Est-ce que vous pensez déjà à d'autres films à montrer et commenter de cette manière ?
Selon le succès de ce premier événement, nous pensons en effet à en réaliser d'autres l'année prochaine, peut-être encore plus importants.    

Parlez-nous de votre expérience en tant que professeur invité à l'université Panthéon-Assas, à Paris?
J'ai été professeur dans plusieurs universités de Rio et j'ai noué une relation, via un autre professeur brésilien qui avait enseigné à Paris, avec le Ciffop (Centre interdisciplinaire de formation à la fonction personnel). Ce dernier travaille notamment sur les liens entre la technologie et les personnes. J'y ai donné une conférence et ai connu sa directrice, Muriel de Fabrègues, qui a apprécié mon travail et m'a invité à revenir plusieurs fois ces six dernières années. Nous avons également mené un projet de recherche ensemble sur les technologies digitales et leur influence sur la vie des personnes. Par exemple, comment l'avènement de Whatsapp a bouleversé la vie des gens. Les téléphones portables en général sont devenus une sorte de prothèse de notre corps et en particulier de notre cerveau, ce sont comme des disques durs externes pour notre mémoire. Surpassant les médias traditionnels que sont la radio et la télévision, nous devenons nous-mêmes des médias : le cerveau humain est connecté au cerveau technologique et nous ne faisons plus qu'un.    

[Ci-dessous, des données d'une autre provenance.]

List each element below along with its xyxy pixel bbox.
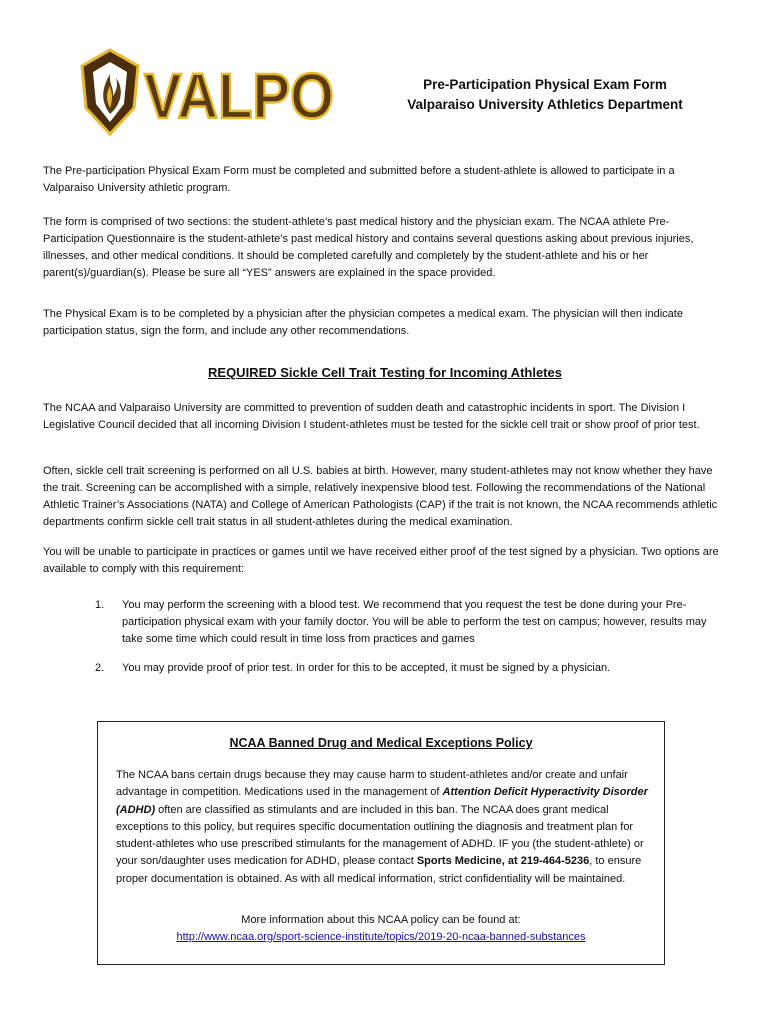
ncaa-policy-link[interactable]: http://www.ncaa.org/sport-science-institute/topics/2019-20-ncaa-banned-substances (176, 931, 586, 943)
policy-text: The NCAA bans certain drugs because they may cause harm to student-athletes and/or create and unfair advantage in competition. Medications used in the management of (116, 769, 628, 799)
sickle-cell-heading: REQUIRED Sickle Cell Trait Testing for Incoming Athletes (208, 365, 562, 380)
intro-paragraph-3: The Physical Exam is to be completed by a physician after the physician competes a medical exam. The physician will then indicate participation status, sign the form, and include any other recommendations. (43, 308, 683, 337)
ncaa-policy-body (116, 767, 651, 888)
list-number: 1. (95, 599, 105, 611)
logo-wordmark: VALPO (144, 60, 334, 132)
more-info (98, 912, 664, 946)
department-title: Valparaiso University Athletics Department (407, 97, 683, 112)
adhd-term: Attention Deficit Hyperactivity Disorder (ADHD) (116, 786, 648, 816)
page-title (345, 75, 745, 115)
form-title: Pre-Participation Physical Exam Form (423, 77, 667, 92)
intro-paragraph-2: The form is comprised of two sections: the student-athlete’s past medical history and the physician exam. The NCAA athlete Pre-Participation Questionnaire is the student-athlete’s past medical history and contains several questions asking about previous injuries, illnesses, and other medical conditions. It should be completed carefully and completely by the student-athlete and his or her parent(s)/guardian(s). Please be sure all “YES” answers are explained in the space provided. (43, 216, 694, 279)
sickle-paragraph-2: Often, sickle cell trait screening is performed on all U.S. babies at birth. However, many student-athletes may not know whether they have the trait. Screening can be accomplished with a simple, relatively inexpensive blood test. Following the recommendations of the National Athletic Trainer’s Associations (NATA) and College of American Pathologists (CAP) if the trait is not known, the NCAA recommends athletic departments confirm sickle cell trait status in all student-athletes during the medical examination. (43, 465, 718, 528)
valpo-shield-icon (80, 48, 340, 138)
intro-paragraph-1: The Pre-participation Physical Exam Form must be completed and submitted before a student-athlete is allowed to participate in a Valparaiso University athletic program. (43, 165, 675, 194)
sickle-paragraph-1: The NCAA and Valparaiso University are committed to prevention of sudden death and catastrophic incidents in sport. The Division I Legislative Council decided that all incoming Division I student-athletes must be tested for the sickle cell trait or show proof of prior test. (43, 402, 700, 431)
list-text: You may perform the screening with a blood test. We recommend that you request the test be done during your Pre-participation physical exam with your family doctor. You will be able to perform the test on campus; however, results may take some time which could result in time loss from practices and games (122, 599, 707, 645)
sickle-paragraph-3: You will be unable to participate in practices or games until we have received either proof of the test signed by a physician. Two options are available to comply with this requirement: (43, 546, 719, 575)
policy-text: , to ensure proper documentation is obtained. As with all medical information, strict confidentiality will be maintained. (116, 855, 642, 885)
ncaa-policy-box (97, 721, 665, 965)
list-text: You may provide proof of prior test. In order for this to be accepted, it must be signed by a physician. (122, 662, 611, 674)
valpo-logo (80, 48, 340, 138)
more-info-text: More information about this NCAA policy can be found at: (241, 914, 521, 926)
sports-medicine-contact: Sports Medicine, at 219-464-5236 (416, 855, 590, 868)
list-number: 2. (95, 662, 105, 674)
ncaa-policy-heading: NCAA Banned Drug and Medical Exceptions Policy (229, 736, 533, 750)
policy-text: often are classified as stimulants and are included in this ban. The NCAA does grant medical exceptions to this policy, but requires specific documentation outlining the diagnosis and treatment plan for student-athletes who use prescribed stimulants for the management of ADHD. IF you (the student-athlete) or your son/daughter uses medication for ADHD, please contact (116, 803, 644, 868)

La psychanalyse est-elle aussi développée au Brésil qu'en France ?
Oui, la psychanalyse est très répandue au Brésil, parce que c'est un grand pays avec une population importante et très ouverte, plus qu'en France par exemple où c'est comme un tabou et les gens sont timides ou honteux. Ici, il n'y a pas de préjugés sur la psychanalyse, j'ai par exemple été l'un des premiers à faire des vidéos sur le sujet. Je la rends plus accessible et je touche beaucoup plus de personnes qu'avec des articles.

Y a-t-il des auteurs brésiliens importants en la matière ?
Si le Brésil commence à être autonome dans sa psychanalyse, il n'a pas encore de grands auteurs. C'est encore un pays très faible en ce qui concerne la production théorique, et cela a toujours été ainsi. Les Etats-Unis et l'Europe ont la suprématie dans le domaine. Pourtant, la psychanalyse provoque plus d'intérêt dans des pays comme le Brésil et l'Argentine qu'aux Etats-Unis, où elle n'a jamais été très bien acceptée parce que c'est une science de la contradiction, du paradoxe, et l'Américain est très pragmatique. C'est pour cela que nous sommes plus liés avec les auteurs français, qui ont une importante tradition philosophique comme Jacques Lacan, et européens. 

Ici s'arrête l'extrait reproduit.